Existing surgical video analysis methods only recognize the current procedural step, lacking long-term, multi-step prospective prediction capabilities—limiting real-time intraoperative decision support. This work introduces the first framework capable of predicting surgical phase sequences up to 15 minutes ahead and regressing remaining procedure time, jointly modeling recognition and anticipation. We propose a generative single-step and autoregressive dual-decoding architecture, incorporate domain-specific prior knowledge via an embedding mechanism, and introduce the novel “Regression-to-Classification” (R2C) mapping strategy to overcome challenges in long-horizon, multi-phase, dynamic workflow forecasting. On AutoLaparo21, our method achieves 53.5% accuracy for 15-minute phase prediction; on Cholec80, the R2C variant attains 60.8% accuracy, with a weighted mean absolute error of only 0.32 minutes (within a 2-minute window) for remaining time estimation—substantially outperforming state-of-the-art approaches.

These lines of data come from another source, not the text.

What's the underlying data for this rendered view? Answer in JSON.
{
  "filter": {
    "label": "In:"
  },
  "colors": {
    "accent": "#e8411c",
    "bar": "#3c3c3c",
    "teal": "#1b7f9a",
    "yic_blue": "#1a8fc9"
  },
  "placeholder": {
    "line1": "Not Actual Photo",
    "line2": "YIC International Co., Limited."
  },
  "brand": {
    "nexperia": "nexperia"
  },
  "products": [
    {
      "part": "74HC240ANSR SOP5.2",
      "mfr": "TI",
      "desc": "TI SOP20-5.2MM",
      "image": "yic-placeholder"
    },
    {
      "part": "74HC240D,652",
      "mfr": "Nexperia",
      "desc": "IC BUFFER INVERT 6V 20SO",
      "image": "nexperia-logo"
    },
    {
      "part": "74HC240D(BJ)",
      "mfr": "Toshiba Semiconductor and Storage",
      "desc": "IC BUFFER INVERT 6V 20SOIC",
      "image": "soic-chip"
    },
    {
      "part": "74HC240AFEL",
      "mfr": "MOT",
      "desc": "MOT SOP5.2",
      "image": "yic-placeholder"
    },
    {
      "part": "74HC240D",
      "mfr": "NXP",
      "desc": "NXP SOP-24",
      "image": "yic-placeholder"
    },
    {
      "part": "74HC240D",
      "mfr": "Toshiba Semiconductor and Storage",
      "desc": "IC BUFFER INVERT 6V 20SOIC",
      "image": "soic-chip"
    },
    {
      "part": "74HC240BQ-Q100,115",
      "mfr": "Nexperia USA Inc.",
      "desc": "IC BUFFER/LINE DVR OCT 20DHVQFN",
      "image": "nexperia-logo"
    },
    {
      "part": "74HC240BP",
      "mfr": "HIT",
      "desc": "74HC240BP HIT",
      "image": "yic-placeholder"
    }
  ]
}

While existing recognition approaches excel at identifying current surgical phases, they provide limited foresight into future procedural steps, restricting their intraoperative utility. Similarly, current anticipation methods are constrained to predicting short-term events or singular future occurrences, neglecting the dynamic and sequential nature of surgical workflows. To address these limitations, we propose SWAG (Surgical Workflow Anticipative Generation), a unified framework for phase recognition and long-term anticipation of surgical workflows. SWAG employs two generative decoding methods -- single-pass (SP) and auto-regressive (AR) -- to predict sequences of future surgical phases. A novel prior knowledge embedding mechanism enhances the accuracy of anticipatory predictions. The framework addresses future phase classification and remaining time regression tasks. Additionally, a regression-to-classification (R2C) method is introduced to map continuous predictions to discrete temporal segments. SWAG's performance was evaluated on the Cholec80 and AutoLaparo21 datasets. The single-pass classification model with prior knowledge embeddings (SWAG-SP*) achieved 53.5% accuracy in 15-minute anticipation on AutoLaparo21, while the R2C model reached 60.8% accuracy on Cholec80. SWAG's single-pass regression approach outperformed existing methods for remaining time prediction, achieving weighted mean absolute errors of 0.32 and 0.48 minutes for 2- and 3-minute horizons, respectively. SWAG demonstrates versatility across classification and regression tasks, offering robust tools for real-time surgical workflow anticipation. By unifying recognition and anticipatory capabilities, SWAG provides actionable predictions to enhance intraoperative decision-making.